Most of the playerbase never even touches the campaign. The answers are there for people to find, in-game.
Terrible excuse for terrible execution. Being hidden, yet accessible in-game is not valid substitute for properly telling a story through gameplay. Not having this media be a part of the stories possession, they might as well have been viewable outside of the game.
The % of the people who touch the campaign is irrelevant. a % of that % will ever access the terminals. So the people who DO play the campaign are greatly disserviced, and
most people who play the game miss key information.
Reunion:
Cortana (COM): "After I saw John last, I was pulled into slipspace. That's where I found access to the Domain -- a Forerunner system that spans the known galaxy."
I fail to see how it's not an explanation or how it's inaccurate. It's directly telling you what the Domain is in the simplest of terms.
People just watched a nuke go off "destroying" the consoles Cortana was installed in. how did she survive the blast? How was she pulled into slipspace? How does one 'access the domain', via the ships networking hardware? How is it that the Domain overcame her rampancy?
Answers to those types of questions would've amounted to an explanation. What we got was hand-waving via technobabble- as if the details of a major characters resurrection aren't important.
This deserved at least a cutscene (Though I feel like the parameters to would've facilitated her survival should have established, in-game (and no, not in terminals) over the course of a game or 2, prior to her being revealed as a bad guy.)
Also, the Domain is Precursor, not Forerunner.
He was boring, never given anything beyond wanting revenge. How could have been interesting, the potential was there, but Jul, as we is in the universe, isn't great.
Disagree. He wasn't only motivated by revenge. He was motivated by wanting to preserve his species. He (correctly!) estimated that Humanity would be plotting the extermination of the Sangheli. He was also extremely cunning, escaping from ONI captivity, then pretending to be a religious zealot in order to amass a fleet to rival the Arbiter's, all in the name of keeping Humanity (a great danger to Sanghelios) out of Sangheli affairs.
interestingly, he despised Humanity most for their propensity to use trickery and deceit to gain the upper hand on the battlefield, yet ironically, as an underdog, He has little choice but to employ a similar strategy.
He's a very layered and conflicted character. Not boring at all.
I agree, they should have done more with Cortana and should have explained her contacting the Chief in-game.
Because where is what comes next. Now is just the deployment of the Guardians.
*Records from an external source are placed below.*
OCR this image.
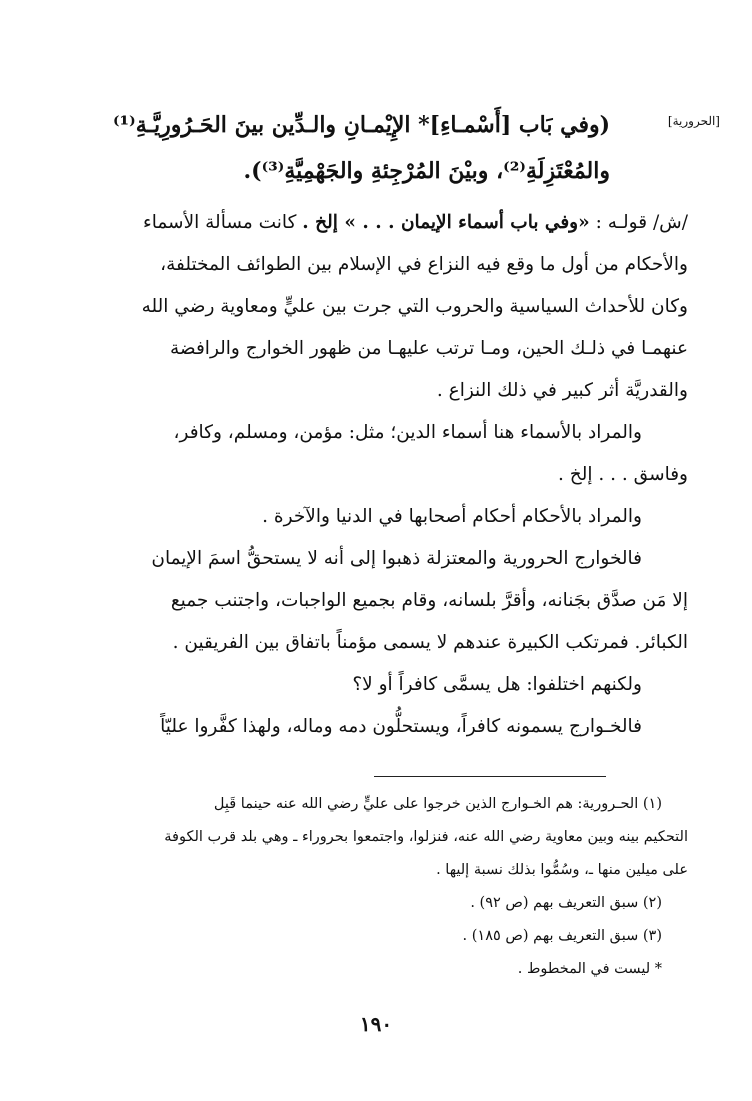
[الحرورية]
(وفي بَاب [أَسْمـاءِ]* الإِيْمـانِ والـدِّين بينَ الحَـرُورِيَّـةِ⁽¹⁾
والمُعْتَزِلَةِ⁽²⁾، وبيْنَ المُرْجِئةِ والجَهْمِيَّةِ⁽³⁾).
/ش/ قولـه : «وفي باب أسماء الإيمان . . . » إلخ . كانت مسألة الأسماء
والأحكام من أول ما وقع فيه النزاع في الإسلام بين الطوائف المختلفة،
وكان للأحداث السياسية والحروب التي جرت بين عليٍّ ومعاوية رضي الله
عنهمـا في ذلـك الحين، ومـا ترتب عليهـا من ظهور الخوارج والرافضة
والقدريَّة أثر كبير في ذلك النزاع .
والمراد بالأسماء هنا أسماء الدين؛ مثل: مؤمن، ومسلم، وكافر،
وفاسق . . . إلخ .
والمراد بالأحكام أحكام أصحابها في الدنيا والآخرة .
فالخوارج الحرورية والمعتزلة ذهبوا إلى أنه لا يستحقُّ اسمَ الإيمان
إلا مَن صدَّق بجَنانه، وأقرَّ بلسانه، وقام بجميع الواجبات، واجتنب جميع
الكبائر. فمرتكب الكبيرة عندهم لا يسمى مؤمناً باتفاق بين الفريقين .
ولكنهم اختلفوا: هل يسمَّى كافراً أو لا؟
فالخـوارج يسمونه كافراً، ويستحلُّون دمه وماله، ولهذا كفَّروا عليّاً
(١) الحـرورية: هم الخـوارج الذين خرجوا على عليٍّ رضي الله عنه حينما قَبِل
التحكيم بينه وبين معاوية رضي الله عنه، فنزلوا، واجتمعوا بحروراء ـ وهي بلد قرب الكوفة
على ميلين منها ـ، وسُمُّوا بذلك نسبة إليها .
(٢) سبق التعريف بهم (ص ٩٢) .
(٣) سبق التعريف بهم (ص ١٨٥) .
* ليست في المخطوط .
١٩٠
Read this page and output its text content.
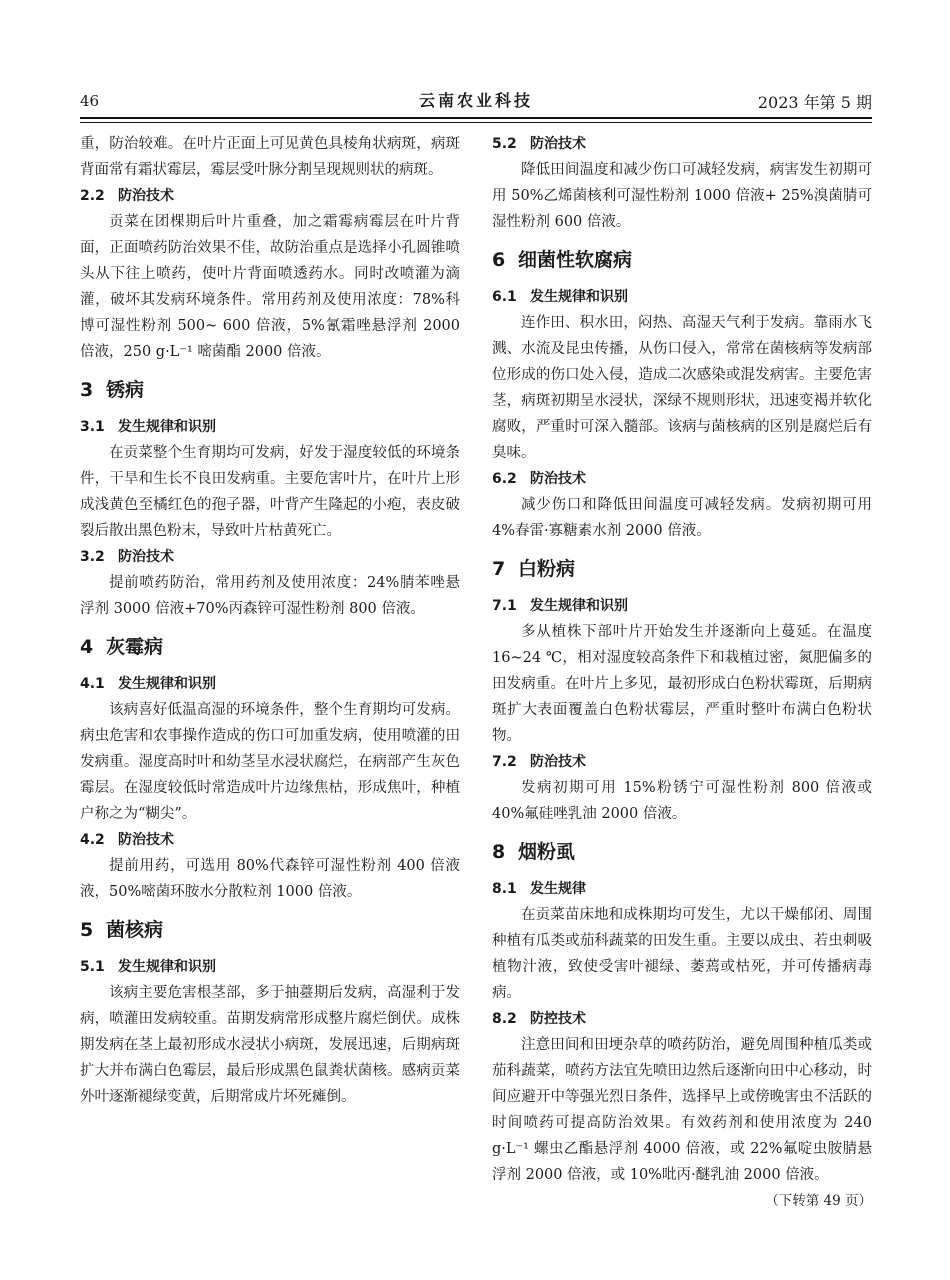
46	云南农业科技	2023 年第 5 期

重，防治较难。在叶片正面上可见黄色具棱角状病斑，病斑背面常有霜状霉层，霉层受叶脉分割呈现规则状的病斑。

2.2 防治技术

贡菜在团棵期后叶片重叠，加之霜霉病霉层在叶片背面，正面喷药防治效果不佳，故防治重点是选择小孔圆锥喷头从下往上喷药，使叶片背面喷透药水。同时改喷灌为滴灌，破坏其发病环境条件。常用药剂及使用浓度：78%科博可湿性粉剂 500~ 600 倍液，5%氰霜唑悬浮剂 2000 倍液，250 g·L⁻¹ 嘧菌酯 2000 倍液。

3 锈病
3.1 发生规律和识别

在贡菜整个生育期均可发病，好发于湿度较低的环境条件，干旱和生长不良田发病重。主要危害叶片，在叶片上形成浅黄色至橘红色的孢子器，叶背产生隆起的小疱，表皮破裂后散出黑色粉末，导致叶片枯黄死亡。

3.2 防治技术

提前喷药防治，常用药剂及使用浓度：24%腈苯唑悬浮剂 3000 倍液+70%丙森锌可湿性粉剂 800 倍液。

4 灰霉病
4.1 发生规律和识别

该病喜好低温高湿的环境条件，整个生育期均可发病。病虫危害和农事操作造成的伤口可加重发病，使用喷灌的田发病重。湿度高时叶和幼茎呈水浸状腐烂，在病部产生灰色霉层。在湿度较低时常造成叶片边缘焦枯，形成焦叶，种植户称之为“糊尖”。

4.2 防治技术

提前用药，可选用 80%代森锌可湿性粉剂 400 倍液液，50%嘧菌环胺水分散粒剂 1000 倍液。

5 菌核病
5.1 发生规律和识别

该病主要危害根茎部，多于抽薹期后发病，高湿利于发病，喷灌田发病较重。苗期发病常形成整片腐烂倒伏。成株期发病在茎上最初形成水浸状小病斑，发展迅速，后期病斑扩大并布满白色霉层，最后形成黑色鼠粪状菌核。感病贡菜外叶逐渐褪绿变黄，后期常成片坏死瘫倒。

5.2 防治技术

降低田间温度和减少伤口可减轻发病，病害发生初期可用 50%乙烯菌核利可湿性粉剂 1000 倍液+ 25%溴菌腈可湿性粉剂 600 倍液。

6 细菌性软腐病
6.1 发生规律和识别

连作田、积水田，闷热、高湿天气利于发病。靠雨水飞溅、水流及昆虫传播，从伤口侵入，常常在菌核病等发病部位形成的伤口处入侵，造成二次感染或混发病害。主要危害茎，病斑初期呈水浸状，深绿不规则形状，迅速变褐并软化腐败，严重时可深入髓部。该病与菌核病的区别是腐烂后有臭味。

6.2 防治技术

减少伤口和降低田间温度可减轻发病。发病初期可用 4%春雷·寡糖素水剂 2000 倍液。

7 白粉病
7.1 发生规律和识别

多从植株下部叶片开始发生并逐渐向上蔓延。在温度 16~24 ℃，相对湿度较高条件下和栽植过密，氮肥偏多的田发病重。在叶片上多见，最初形成白色粉状霉斑，后期病斑扩大表面覆盖白色粉状霉层，严重时整叶布满白色粉状物。

7.2 防治技术

发病初期可用 15%粉锈宁可湿性粉剂 800 倍液或 40%氟硅唑乳油 2000 倍液。

8 烟粉虱
8.1 发生规律

在贡菜苗床地和成株期均可发生，尤以干燥郁闭、周围种植有瓜类或茄科蔬菜的田发生重。主要以成虫、若虫刺吸植物汁液，致使受害叶褪绿、萎蔫或枯死，并可传播病毒病。

8.2 防控技术

注意田间和田埂杂草的喷药防治，避免周围种植瓜类或茄科蔬菜，喷药方法宜先喷田边然后逐渐向田中心移动，时间应避开中等强光烈日条件，选择早上或傍晚害虫不活跃的时间喷药可提高防治效果。有效药剂和使用浓度为 240 g·L⁻¹ 螺虫乙酯悬浮剂 4000 倍液，或 22%氟啶虫胺腈悬浮剂 2000 倍液，或 10%吡丙·醚乳油 2000 倍液。

（下转第 49 页）
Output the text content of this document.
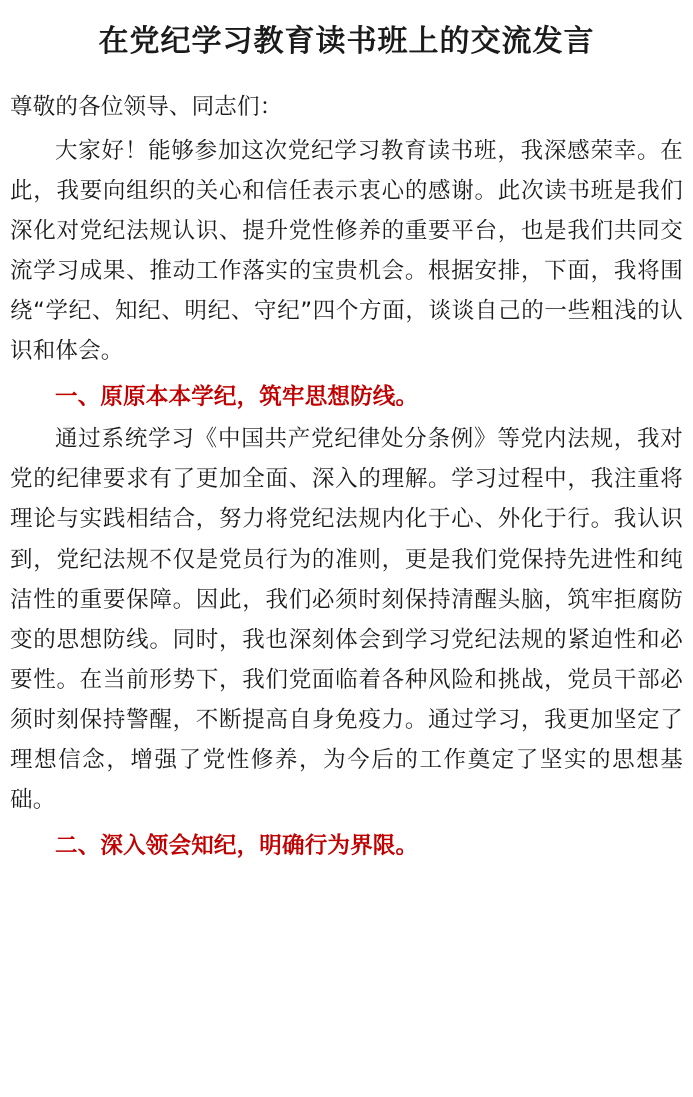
在党纪学习教育读书班上的交流发言

尊敬的各位领导、同志们：

大家好！能够参加这次党纪学习教育读书班，我深感荣幸。在此，我要向组织的关心和信任表示衷心的感谢。此次读书班是我们深化对党纪法规认识、提升党性修养的重要平台，也是我们共同交流学习成果、推动工作落实的宝贵机会。根据安排，下面，我将围绕“学纪、知纪、明纪、守纪”四个方面，谈谈自己的一些粗浅的认识和体会。

一、原原本本学纪，筑牢思想防线。

通过系统学习《中国共产党纪律处分条例》等党内法规，我对党的纪律要求有了更加全面、深入的理解。学习过程中，我注重将理论与实践相结合，努力将党纪法规内化于心、外化于行。我认识到，党纪法规不仅是党员行为的准则，更是我们党保持先进性和纯洁性的重要保障。因此，我们必须时刻保持清醒头脑，筑牢拒腐防变的思想防线。同时，我也深刻体会到学习党纪法规的紧迫性和必要性。在当前形势下，我们党面临着各种风险和挑战，党员干部必须时刻保持警醒，不断提高自身免疫力。通过学习，我更加坚定了理想信念，增强了党性修养，为今后的工作奠定了坚实的思想基础。

二、深入领会知纪，明确行为界限。
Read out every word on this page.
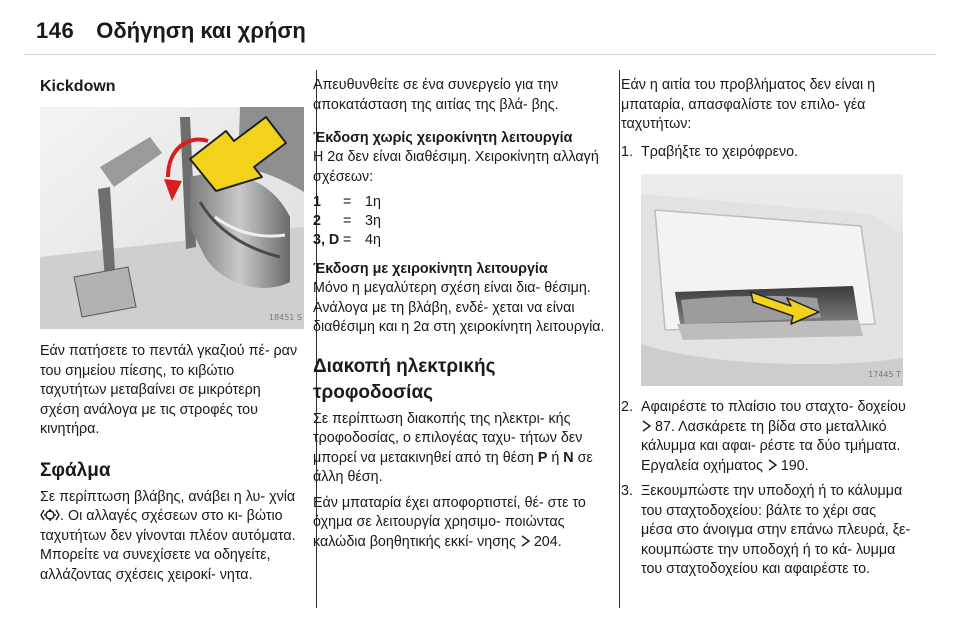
146 Οδήγηση και χρήση
Kickdown
18451 S

Εάν πατήσετε το πεντάλ γκαζιού πέ- ραν του σημείου πίεσης, το κιβώτιο ταχυτήτων μεταβαίνει σε μικρότερη σχέση ανάλογα με τις στροφές του κινητήρα.

Σφάλμα

Σε περίπτωση βλάβης, ανάβει η λυ- χνία . Οι αλλαγές σχέσεων στο κι- βώτιο ταχυτήτων δεν γίνονται πλέον αυτόματα. Μπορείτε να συνεχίσετε να οδηγείτε, αλλάζοντας σχέσεις χειροκί- νητα.

Απευθυνθείτε σε ένα συνεργείο για την αποκατάσταση της αιτίας της βλά- βης.

Έκδοση χωρίς χειροκίνητη λειτουργία

Η 2α δεν είναι διαθέσιμη. Χειροκίνητη αλλαγή σχέσεων:

1	= 1η
2	= 3η
3, D = 4η
Έκδοση με χειροκίνητη λειτουργία

Μόνο η μεγαλύτερη σχέση είναι δια- θέσιμη. Ανάλογα με τη βλάβη, ενδέ- χεται να είναι διαθέσιμη και η 2α στη χειροκίνητη λειτουργία.

Διακοπή ηλεκτρικής τροφοδοσίας

Σε περίπτωση διακοπής της ηλεκτρι- κής τροφοδοσίας, ο επιλογέας ταχυ- τήτων δεν μπορεί να μετακινηθεί από τη θέση P ή N σε άλλη θέση.

Εάν μπαταρία έχει αποφορτιστεί, θέ- στε το όχημα σε λειτουργία χρησιμο- ποιώντας καλώδια βοηθητικής εκκί- νησης 204.

Εάν η αιτία του προβλήματος δεν είναι η μπαταρία, απασφαλίστε τον επιλο- γέα ταχυτήτων:

1. Τραβήξτε το χειρόφρενο.
17445 T
2. Αφαιρέστε το πλαίσιο του σταχτο- δοχείου 87. Λασκάρετε τη βίδα στο μεταλλικό κάλυμμα και αφαι- ρέστε τα δύο τμήματα. Εργαλεία οχήματος 190.
3. Ξεκουμπώστε την υποδοχή ή το κάλυμμα του σταχτοδοχείου: βάλτε το χέρι σας μέσα στο άνοιγμα στην επάνω πλευρά, ξε- κουμπώστε την υποδοχή ή το κά- λυμμα του σταχτοδοχείου και αφαιρέστε το.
Where didn't matter to the story at the end of the game, just that they were deployed across the galaxy.
They were already deployed across the galaxy to begin with. She called them to genesis, un-deploying them, only to re-deploy them again.
They just needed a way to get Osiris to genesis, logic be damned.
Because that's where Cortana "is", at the Domain node on that planet.
The domain "spans the known galaxy". Cortana having access to it, means her influence is everywhere. We see that in here ability to make direct contact with key character regardless of where they are, even if they are in slipspace.
There's no reason the Guardian's would need to be assembled at Genesis. Obviously, she can control them remotely, that's how she got them there.
Yeah, stories are often convenient. What's your point?
Because convienience shouldn't eliminate logic- especially not when this plot was concocted by an AI- a being whose entire existence is performing logic and calculations.